After several attacks from hackers in the past 18 months the foreign ministry has finally sought an allocation of Rs80 million in the next fiscal year’s budget for bolstering cyber-security and securing its communications with the country’s missions overseas, an official told the Senate Foreign Relations Committee on Thursday. It also plans to engage the Inter-Services Intelligence (ISI) to carry out the security restructuring. The budget request is still to be approved and the committee members disagreed amongst themselves regarding the plan to employ the ISI in Foreign Office security but there is unanimous agreement that the cyber security regime needs an upgrade.
Cybercrime and cyber security are still relatively new concepts for a government that has just begun to experiment with online systems for bureaucratic and civic functions. The provincial governments are slowly rolling out pilot projects – such as online registration of a FIR in Khyber Pakhtunkhwa – and the Cybercrime bill – the first of its kind – was recently passed into law. This is uncharted territory and debates over definitions and scope still rage on, but securing our nascent digitised government databases is an exigent issue that requires prompt and decisive action.
This need becomes a pressing one when we consider that the majority of the bureaucracy and legislative is manned by a generation that isn’t considered tech-savvy – at least to the degree that they can manage their own IT concerns. Add to that the underfunded and often obsolete computing solutions present in these institutions and you have a recipe for disaster.
Protecting communication with foreign missions should be the top priority, but a revamped cyber security regime shouldn’t stop there. The government can exponentially increase security by implementing across the board macro policies. For example, the government-run IT and Telecom services provider, National Telecommunication Corporation (NTC), provides internet service to government offices. However, because of its poor services, private companies are hired and individuals prefer to use private internet connections – all actions that dilute security.

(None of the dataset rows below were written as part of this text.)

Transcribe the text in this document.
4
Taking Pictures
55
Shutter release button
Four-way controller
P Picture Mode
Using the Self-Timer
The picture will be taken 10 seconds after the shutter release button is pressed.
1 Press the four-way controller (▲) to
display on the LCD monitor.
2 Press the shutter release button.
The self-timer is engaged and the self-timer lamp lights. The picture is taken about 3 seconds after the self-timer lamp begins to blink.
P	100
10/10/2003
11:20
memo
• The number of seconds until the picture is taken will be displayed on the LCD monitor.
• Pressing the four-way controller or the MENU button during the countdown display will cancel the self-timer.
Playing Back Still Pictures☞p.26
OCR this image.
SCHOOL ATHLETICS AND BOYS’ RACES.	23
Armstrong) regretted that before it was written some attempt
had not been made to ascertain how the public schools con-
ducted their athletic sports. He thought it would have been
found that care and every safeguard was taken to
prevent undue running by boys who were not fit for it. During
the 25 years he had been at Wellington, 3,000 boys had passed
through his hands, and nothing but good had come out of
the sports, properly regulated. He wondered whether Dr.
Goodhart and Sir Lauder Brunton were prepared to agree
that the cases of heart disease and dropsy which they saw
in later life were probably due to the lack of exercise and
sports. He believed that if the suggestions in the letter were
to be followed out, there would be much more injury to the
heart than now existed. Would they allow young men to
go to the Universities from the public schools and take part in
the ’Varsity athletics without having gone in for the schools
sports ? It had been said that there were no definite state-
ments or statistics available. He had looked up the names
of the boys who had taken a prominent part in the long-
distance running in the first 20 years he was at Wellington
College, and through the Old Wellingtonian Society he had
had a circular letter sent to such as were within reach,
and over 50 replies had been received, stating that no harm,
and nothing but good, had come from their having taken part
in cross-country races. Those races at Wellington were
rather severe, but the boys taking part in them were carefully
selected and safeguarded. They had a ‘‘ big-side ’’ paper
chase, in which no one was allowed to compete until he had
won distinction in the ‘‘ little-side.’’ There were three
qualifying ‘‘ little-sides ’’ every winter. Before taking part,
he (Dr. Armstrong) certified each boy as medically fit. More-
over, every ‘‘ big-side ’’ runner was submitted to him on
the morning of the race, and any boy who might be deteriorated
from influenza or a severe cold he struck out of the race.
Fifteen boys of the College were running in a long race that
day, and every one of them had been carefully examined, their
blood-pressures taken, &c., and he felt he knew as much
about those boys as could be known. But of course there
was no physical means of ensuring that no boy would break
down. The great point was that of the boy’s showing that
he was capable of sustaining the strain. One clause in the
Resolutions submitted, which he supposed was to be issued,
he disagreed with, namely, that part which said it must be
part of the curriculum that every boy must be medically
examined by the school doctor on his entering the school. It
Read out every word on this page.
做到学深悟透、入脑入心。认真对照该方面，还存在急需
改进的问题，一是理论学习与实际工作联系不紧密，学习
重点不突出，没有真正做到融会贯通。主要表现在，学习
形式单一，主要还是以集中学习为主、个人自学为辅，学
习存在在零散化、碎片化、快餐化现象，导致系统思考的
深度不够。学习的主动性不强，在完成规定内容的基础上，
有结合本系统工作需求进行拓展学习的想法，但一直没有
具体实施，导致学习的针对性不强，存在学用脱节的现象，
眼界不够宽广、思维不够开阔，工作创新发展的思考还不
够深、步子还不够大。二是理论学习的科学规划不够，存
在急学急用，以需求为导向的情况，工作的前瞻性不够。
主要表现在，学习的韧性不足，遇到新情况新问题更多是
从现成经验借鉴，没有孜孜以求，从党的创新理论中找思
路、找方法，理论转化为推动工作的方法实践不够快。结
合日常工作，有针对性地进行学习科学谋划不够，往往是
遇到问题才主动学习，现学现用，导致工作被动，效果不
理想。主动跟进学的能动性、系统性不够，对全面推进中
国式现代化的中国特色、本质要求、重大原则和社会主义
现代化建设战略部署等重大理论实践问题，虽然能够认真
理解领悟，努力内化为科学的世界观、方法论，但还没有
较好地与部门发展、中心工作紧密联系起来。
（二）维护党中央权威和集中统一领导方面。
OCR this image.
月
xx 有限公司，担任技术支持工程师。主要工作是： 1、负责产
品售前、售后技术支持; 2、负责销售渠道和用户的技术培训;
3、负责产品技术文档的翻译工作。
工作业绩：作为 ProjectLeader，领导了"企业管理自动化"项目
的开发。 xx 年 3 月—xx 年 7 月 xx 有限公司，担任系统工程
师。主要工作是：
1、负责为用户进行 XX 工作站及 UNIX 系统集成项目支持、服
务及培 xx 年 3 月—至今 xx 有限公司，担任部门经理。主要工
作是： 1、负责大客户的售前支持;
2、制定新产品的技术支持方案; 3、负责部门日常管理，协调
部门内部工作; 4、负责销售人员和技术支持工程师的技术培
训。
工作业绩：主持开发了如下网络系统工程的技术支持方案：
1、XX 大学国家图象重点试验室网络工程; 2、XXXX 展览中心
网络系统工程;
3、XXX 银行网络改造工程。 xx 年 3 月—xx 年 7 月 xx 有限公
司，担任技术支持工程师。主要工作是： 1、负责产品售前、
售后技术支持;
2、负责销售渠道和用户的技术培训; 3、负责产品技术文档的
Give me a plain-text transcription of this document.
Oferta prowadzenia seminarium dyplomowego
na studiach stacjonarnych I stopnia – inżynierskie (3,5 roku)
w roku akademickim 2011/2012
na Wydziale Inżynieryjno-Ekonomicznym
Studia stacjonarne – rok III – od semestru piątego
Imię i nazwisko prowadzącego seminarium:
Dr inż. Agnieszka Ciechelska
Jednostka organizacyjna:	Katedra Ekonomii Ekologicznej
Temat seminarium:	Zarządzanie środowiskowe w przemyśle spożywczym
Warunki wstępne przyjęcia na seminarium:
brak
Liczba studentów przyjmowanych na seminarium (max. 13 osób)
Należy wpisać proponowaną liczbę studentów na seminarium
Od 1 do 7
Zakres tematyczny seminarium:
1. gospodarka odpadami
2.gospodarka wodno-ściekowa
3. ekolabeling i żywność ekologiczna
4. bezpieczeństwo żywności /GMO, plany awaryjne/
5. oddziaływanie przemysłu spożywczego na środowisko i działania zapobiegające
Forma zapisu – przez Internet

Similarly, according to Microsoft Security Intelligence report Volume 20 Pakistan is at the top among a handful of countries which attracted the highest rates of malware attacks in the second half of 2015 in terms of encounter rate and fifth-highest infection rate in the world. This is down to the ignorance about basic internet security among a population that is encountering high-speed internet for the first time. This lack of education should ideally be addressed on a national level, but briefing, training and optimising bureaucratic staff on cyber security is not only feasible but relatively inexpensive.
As constant allegations of cyber terrorism are traded between China and USA, it should become obvious that the battlefield of the future is one we cannot see with the naked eye.